The Radical Reorientation of Faith

This demand for total priority is exactly what Paul is describing in today’s reading from Romans. Paul describes the radical reordering of one’s life represented in baptism. Here, the old life for Self is set aside, and a new life oriented for, in, and around Christ is embraced. Such a life embraces the author of life and, in doing so, seeks God’s purposes. The point is that a life given over to God—dead to self—naturally seeks God’s will. That is why baptism and repentance are so closely tied. Repentance literally means “turning around 180 degrees.” Such a 180 degree reorientation represents a turning away from our own wills and towards God.

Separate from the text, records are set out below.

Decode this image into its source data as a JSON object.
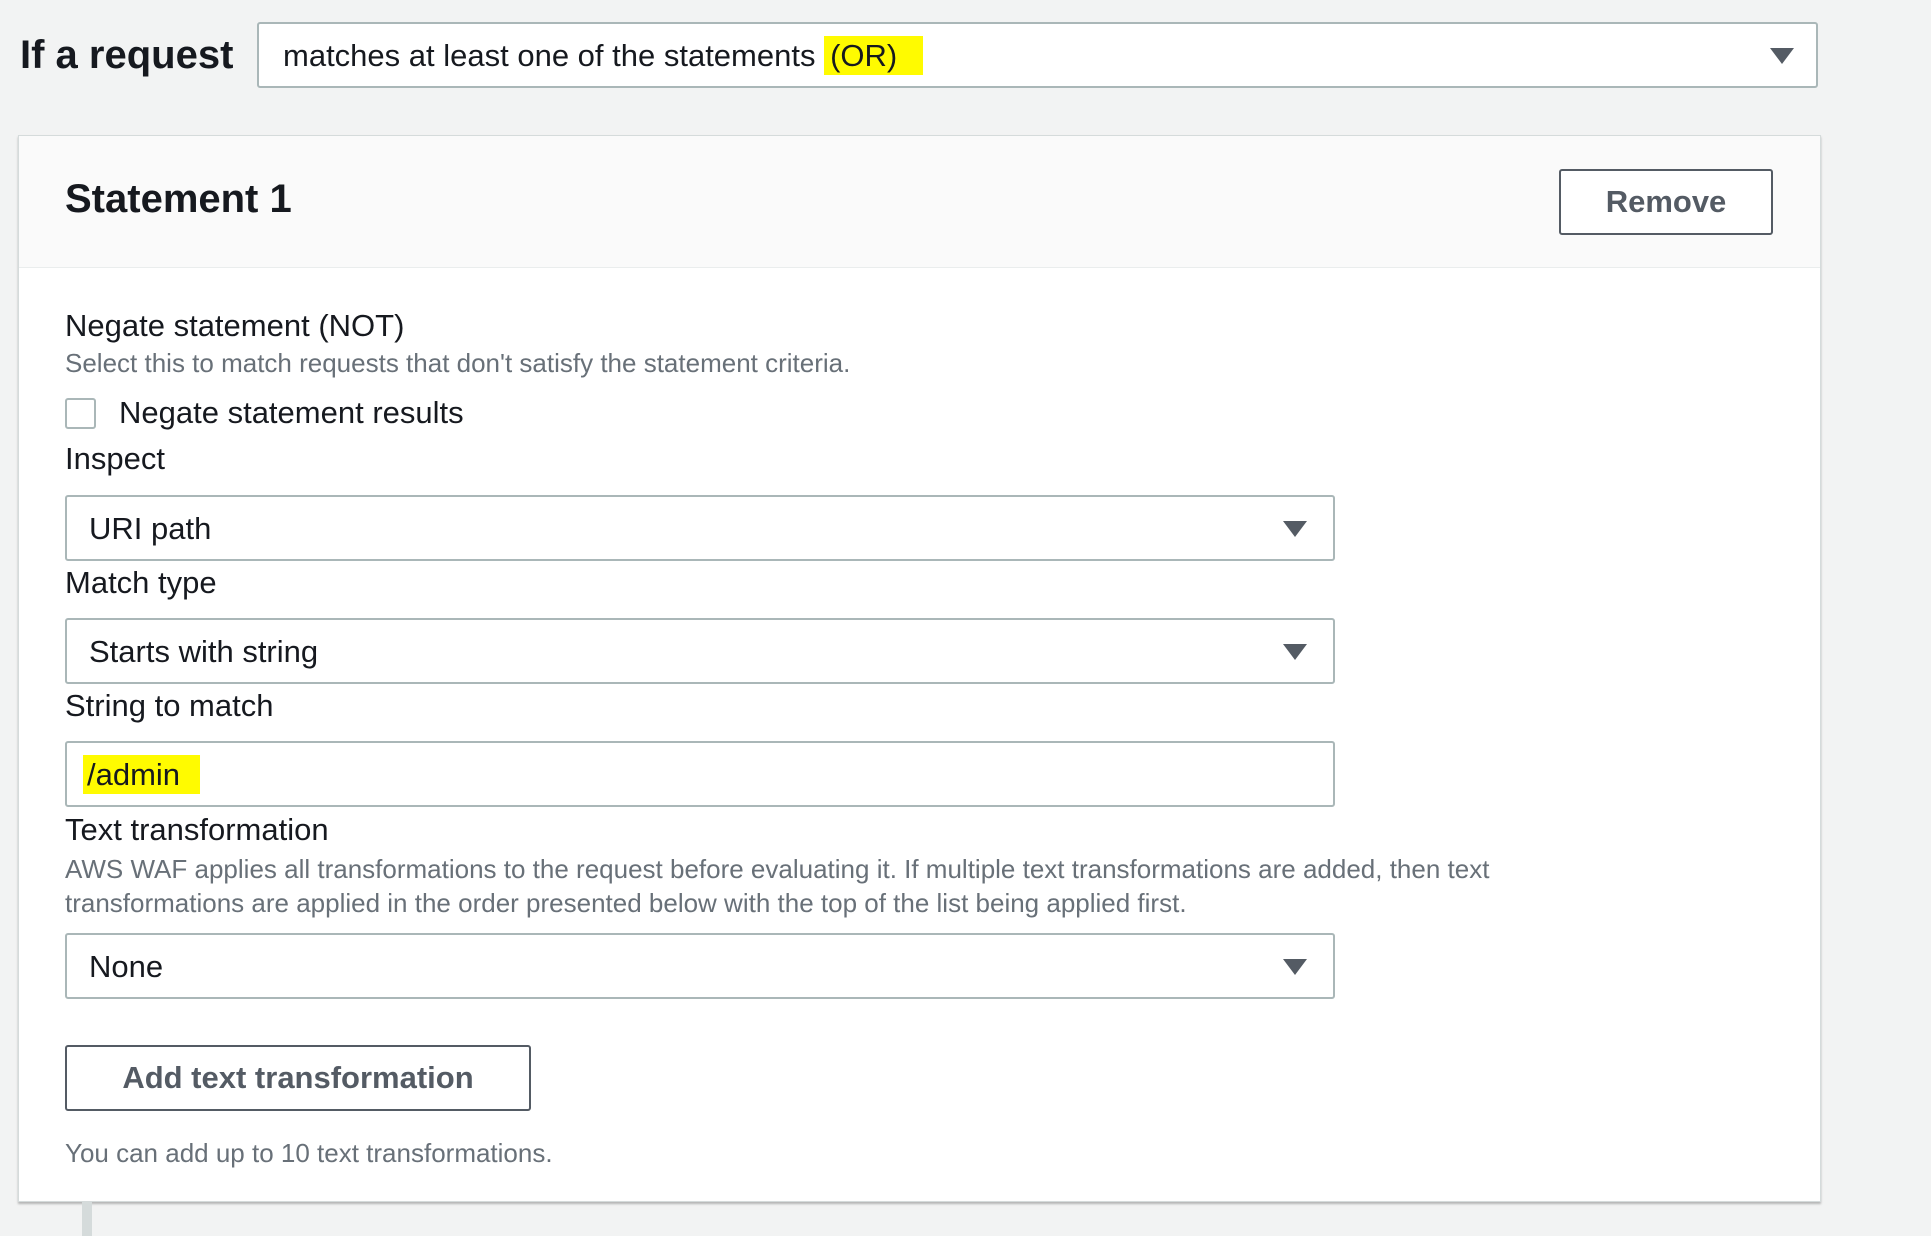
{
  "request": {
    "label": "If a request",
    "select_value_prefix": "matches at least one of the statements ",
    "select_value_highlight": "(OR)"
  },
  "statement": {
    "title": "Statement 1",
    "remove_label": "Remove",
    "negate": {
      "label": "Negate statement (NOT)",
      "description": "Select this to match requests that don't satisfy the statement criteria.",
      "checkbox_label": "Negate statement results",
      "checked": false
    },
    "inspect": {
      "label": "Inspect",
      "value": "URI path"
    },
    "match_type": {
      "label": "Match type",
      "value": "Starts with string"
    },
    "string_to_match": {
      "label": "String to match",
      "value": "/admin"
    },
    "text_transformation": {
      "label": "Text transformation",
      "description_line1": "AWS WAF applies all transformations to the request before evaluating it. If multiple text transformations are added, then text",
      "description_line2": "transformations are applied in the order presented below with the top of the list being applied first.",
      "value": "None",
      "add_label": "Add text transformation",
      "hint": "You can add up to 10 text transformations."
    }
  },
  "colors": {
    "highlight": "#fffb00",
    "page_bg": "#f2f3f3",
    "border": "#aab7b8",
    "text_secondary": "#687078"
  },
  "icons": {
    "dropdown": "caret-down-icon",
    "checkbox": "checkbox-unchecked-icon"
  }
}
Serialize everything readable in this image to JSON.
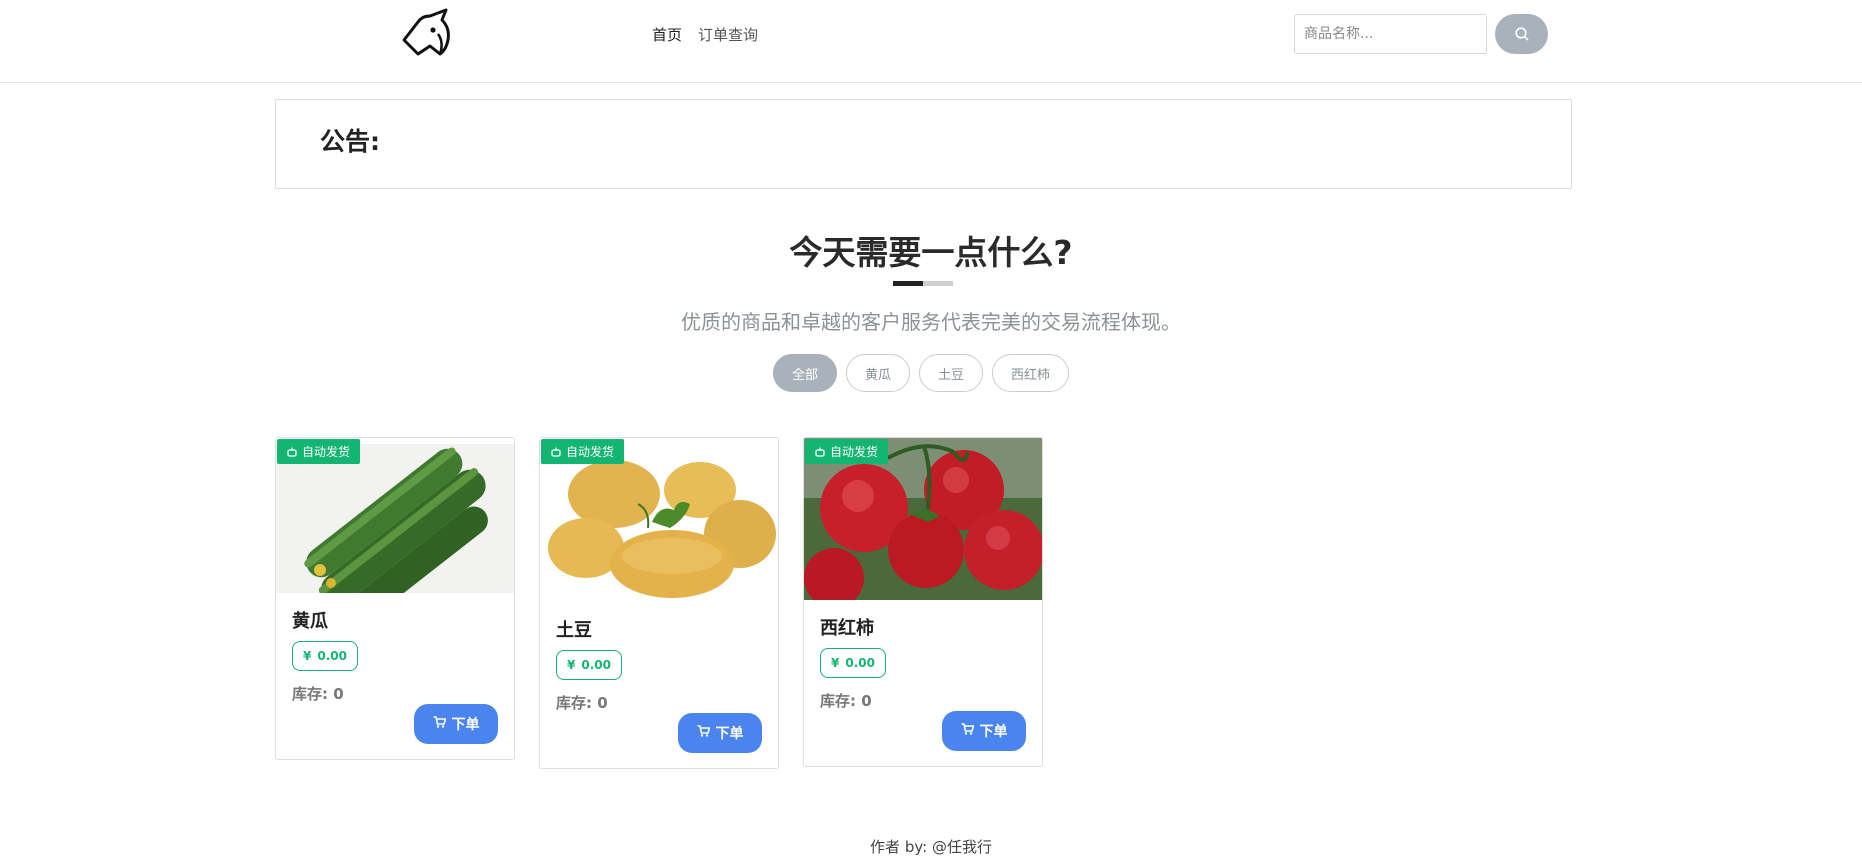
{
  "nav": {
    "logo_icon": "unicorn-logo-icon",
    "home": "首页",
    "order_query": "订单查询"
  },
  "search": {
    "placeholder": "商品名称...",
    "button_icon": "search-icon"
  },
  "notice": {
    "title": "公告:"
  },
  "section": {
    "title": "今天需要一点什么?",
    "subtitle": "优质的商品和卓越的客户服务代表完美的交易流程体现。"
  },
  "filters": {
    "all": "全部",
    "cucumber": "黄瓜",
    "potato": "土豆",
    "tomato": "西红柿"
  },
  "products": [
    {
      "name": "黄瓜",
      "badge": "自动发货",
      "price": "0.00",
      "stock_label": "库存:",
      "stock": "0",
      "order_label": "下单"
    },
    {
      "name": "土豆",
      "badge": "自动发货",
      "price": "0.00",
      "stock_label": "库存:",
      "stock": "0",
      "order_label": "下单"
    },
    {
      "name": "西红柿",
      "badge": "自动发货",
      "price": "0.00",
      "stock_label": "库存:",
      "stock": "0",
      "order_label": "下单"
    }
  ],
  "footer": {
    "text": "作者 by: @任我行"
  },
  "colors": {
    "accent_green": "#12b572",
    "order_blue": "#4a84ef",
    "muted_gray": "#a9b2bb"
  }
}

Most people will tell you that what it takes to get to heaven is just to be a good person. In other words, we get God to accept us by being good—a kind of quid pro quo. You’re good, so God does what you want. The Gospel turns this thinking on its ear. When a radical spiritual reorientation occurs, we naturally point towards God’s will rather than our own.

The Weight of Objective Truth

That is a pretty costly proposition if our faith isn’t, in some fundamental way, true. It’s popular to believe now a days that it really doesn’t matter what you believe as long as you are sincere. Of course, it is quite possible to be very sincere and have all the best intentions, and to be sincerely wrong. If faith is anything more than a way to help us feel good about ourselves, it must either be objectively true or objectively false. Woven throughout Scripture is the simple proposition that God revealed Himself miraculously to the people of Israel, and then directly in Jesus Christ. At the end of the day, if our faith has any substance, that proposition is either objectively true or false. We are either sincerely wrong, or it is the most important Truth one can possibly know in the world. And if Christ—as he claims to be—is the very definition of Truth, that revelation demands we build our lives around it and follow in His footsteps. But count the cost. Jesus tells us, “Whoever does not take up the cross and follow me is not worthy of me. Those who find their life will lose it, and those who lose their life for my sake will find it.”

Heroic Faith

Such sacrifice is nothing less than heroic. We see it in inner city ministry, in world missions, and in organizations like Doctors Without Borders. Heroic faith is the difference between a contribution and a sacrifice. Following Jesus Christ can never be only a polite Sunday morning faith. It demands walking in the footsteps of Christ along the way of the cross. It demands being prepared to face ridicule and rejection for our faith. And it demands laying everything we possess and all that we are at the foot of the cross. It demands we yield before Jesus Christ as the Lord of our lives—with Him as our central priority and focus.

The irony of the cross, though, is that it hardly represents just sorrow and sacrifice. Rather, just as it did when Christ first walked the Via De La Rosa, the way of the cross leads to resurrection. And rather than throwing our lives into chaos, putting all we have and are under God’s control—under the Lordship of Jesus Christ—begins to put things in order. And finally, we know Peace. In losing our lives, we gain them. Surely, then, we will discover for ourselves the converse of Martin Luther’s words that I began with: a faith that gives everything, costs everything, and suffers everything is most certainly worth everything.